What was left behind on the machines was compelling, Symantec noted. Sites for kids produced the most adware, downloading over 350 applications onto the system, but no pieces of spyware. In contrast, gaming sites caused only 23 adware applications to appear, but four spyware programs. Going to shopping sites resulted in no adware or spyware.
"What this experiment tells us is that if you want to avoid spyware, there are certain parts of the Web you should stay away from," said Dave Cole, director of Symantec Security Response. "They're the dark alleys of the Internet world. Basically, you visit a game cheat site, and you're vulnerable for spyware. A kids site will open you up to adware."
Tool Kit
There are several spyware blockers and cleaners on the market, and Edelman noted that many users download programs like Ad-Aware, Webroot, and Counterspy.
A company started last year, SiteAdvisor, provides a system of automated testers that patrols the Web and gives out spyware safety ratings, allowing people to see if their favorite sites are really spyware havens. After downloading SiteAdvisor's software, people will see a small box in their browser with a red, yellow, or green icon to indicate the spyware threat level.
Antispyware tools work by scanning a computer system to find suspicious-looking programs that seem to have no business being in the machine, like adware, password crackers, remote-administration tools, jokes, and other applications. Some of what is caught is legitimate, which is why everything is usually presented in list format to a user, who can then sort the wanted from the junk.

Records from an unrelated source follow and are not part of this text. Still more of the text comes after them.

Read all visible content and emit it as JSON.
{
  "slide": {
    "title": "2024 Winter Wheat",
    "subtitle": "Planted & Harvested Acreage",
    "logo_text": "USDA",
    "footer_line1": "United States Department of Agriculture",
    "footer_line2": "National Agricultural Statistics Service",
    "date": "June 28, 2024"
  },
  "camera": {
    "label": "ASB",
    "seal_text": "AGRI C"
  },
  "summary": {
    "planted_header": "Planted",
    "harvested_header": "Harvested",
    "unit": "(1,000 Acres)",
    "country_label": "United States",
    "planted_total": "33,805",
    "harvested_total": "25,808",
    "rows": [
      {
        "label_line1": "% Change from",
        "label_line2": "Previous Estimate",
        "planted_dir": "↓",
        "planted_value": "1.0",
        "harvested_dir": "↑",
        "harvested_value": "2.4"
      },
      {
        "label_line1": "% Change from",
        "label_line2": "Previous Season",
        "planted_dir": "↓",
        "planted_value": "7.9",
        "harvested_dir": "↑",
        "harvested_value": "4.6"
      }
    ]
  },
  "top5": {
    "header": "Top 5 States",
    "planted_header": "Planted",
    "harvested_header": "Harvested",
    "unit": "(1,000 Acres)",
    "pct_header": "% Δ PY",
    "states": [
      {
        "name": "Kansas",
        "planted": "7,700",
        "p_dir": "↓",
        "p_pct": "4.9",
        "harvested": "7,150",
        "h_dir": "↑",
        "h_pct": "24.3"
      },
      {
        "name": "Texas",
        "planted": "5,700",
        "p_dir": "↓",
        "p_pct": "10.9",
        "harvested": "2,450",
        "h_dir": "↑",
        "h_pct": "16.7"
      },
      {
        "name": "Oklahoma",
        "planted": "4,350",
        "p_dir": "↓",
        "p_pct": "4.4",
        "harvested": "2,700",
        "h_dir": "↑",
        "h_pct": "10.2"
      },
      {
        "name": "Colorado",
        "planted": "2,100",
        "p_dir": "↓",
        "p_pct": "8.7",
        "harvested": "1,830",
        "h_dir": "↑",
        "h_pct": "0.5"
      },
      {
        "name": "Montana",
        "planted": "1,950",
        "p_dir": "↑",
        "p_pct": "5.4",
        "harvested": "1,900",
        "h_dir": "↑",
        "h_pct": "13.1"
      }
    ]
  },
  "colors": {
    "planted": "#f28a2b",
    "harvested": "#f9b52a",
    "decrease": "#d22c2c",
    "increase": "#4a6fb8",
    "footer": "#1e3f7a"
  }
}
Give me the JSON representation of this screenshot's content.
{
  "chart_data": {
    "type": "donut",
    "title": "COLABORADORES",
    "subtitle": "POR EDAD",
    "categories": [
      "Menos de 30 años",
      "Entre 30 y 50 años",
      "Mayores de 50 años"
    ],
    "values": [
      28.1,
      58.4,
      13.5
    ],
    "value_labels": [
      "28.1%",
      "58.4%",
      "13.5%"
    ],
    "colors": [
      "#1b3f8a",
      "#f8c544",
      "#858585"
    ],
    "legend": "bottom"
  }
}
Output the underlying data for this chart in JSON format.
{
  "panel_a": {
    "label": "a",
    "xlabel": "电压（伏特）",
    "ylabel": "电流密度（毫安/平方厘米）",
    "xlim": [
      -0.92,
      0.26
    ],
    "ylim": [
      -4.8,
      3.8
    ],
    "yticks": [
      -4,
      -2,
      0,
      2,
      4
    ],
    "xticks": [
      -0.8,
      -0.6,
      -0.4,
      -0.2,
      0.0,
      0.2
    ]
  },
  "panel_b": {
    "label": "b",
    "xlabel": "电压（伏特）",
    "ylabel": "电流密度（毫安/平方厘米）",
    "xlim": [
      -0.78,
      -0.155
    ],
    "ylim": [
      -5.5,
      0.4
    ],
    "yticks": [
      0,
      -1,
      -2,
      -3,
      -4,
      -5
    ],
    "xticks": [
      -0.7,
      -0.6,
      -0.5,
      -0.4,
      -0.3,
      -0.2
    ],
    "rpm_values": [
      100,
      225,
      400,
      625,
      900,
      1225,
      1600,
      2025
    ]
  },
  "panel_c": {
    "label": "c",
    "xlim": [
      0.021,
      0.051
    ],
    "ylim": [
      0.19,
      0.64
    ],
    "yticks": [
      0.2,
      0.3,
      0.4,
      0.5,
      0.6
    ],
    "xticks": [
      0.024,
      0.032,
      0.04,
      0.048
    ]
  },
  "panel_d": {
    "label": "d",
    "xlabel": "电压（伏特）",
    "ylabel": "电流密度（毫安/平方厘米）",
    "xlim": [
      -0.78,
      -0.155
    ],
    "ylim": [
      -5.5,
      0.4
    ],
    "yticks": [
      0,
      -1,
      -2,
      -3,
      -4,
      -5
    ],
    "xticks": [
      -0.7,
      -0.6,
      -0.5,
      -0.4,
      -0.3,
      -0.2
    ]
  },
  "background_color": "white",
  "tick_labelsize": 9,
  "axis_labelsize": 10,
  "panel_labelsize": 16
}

Lately, though, even antispyware programs must be viewed with suspicion. A major trend has been the use of pop-ups by firms that allegedly provide free system scans and spyware cleaning. When a user chooses to accept the offer, he gets a message informing him that his system is riddled with spyware, even if it is perfectly clean. The irony is that during the scan, spyware is actually being installed.
"Stick with what you trust," said Symantec's Cole. "Don't use something from a pop-up ad that tries to scare you into downloading it because it has a funky, scary alert message."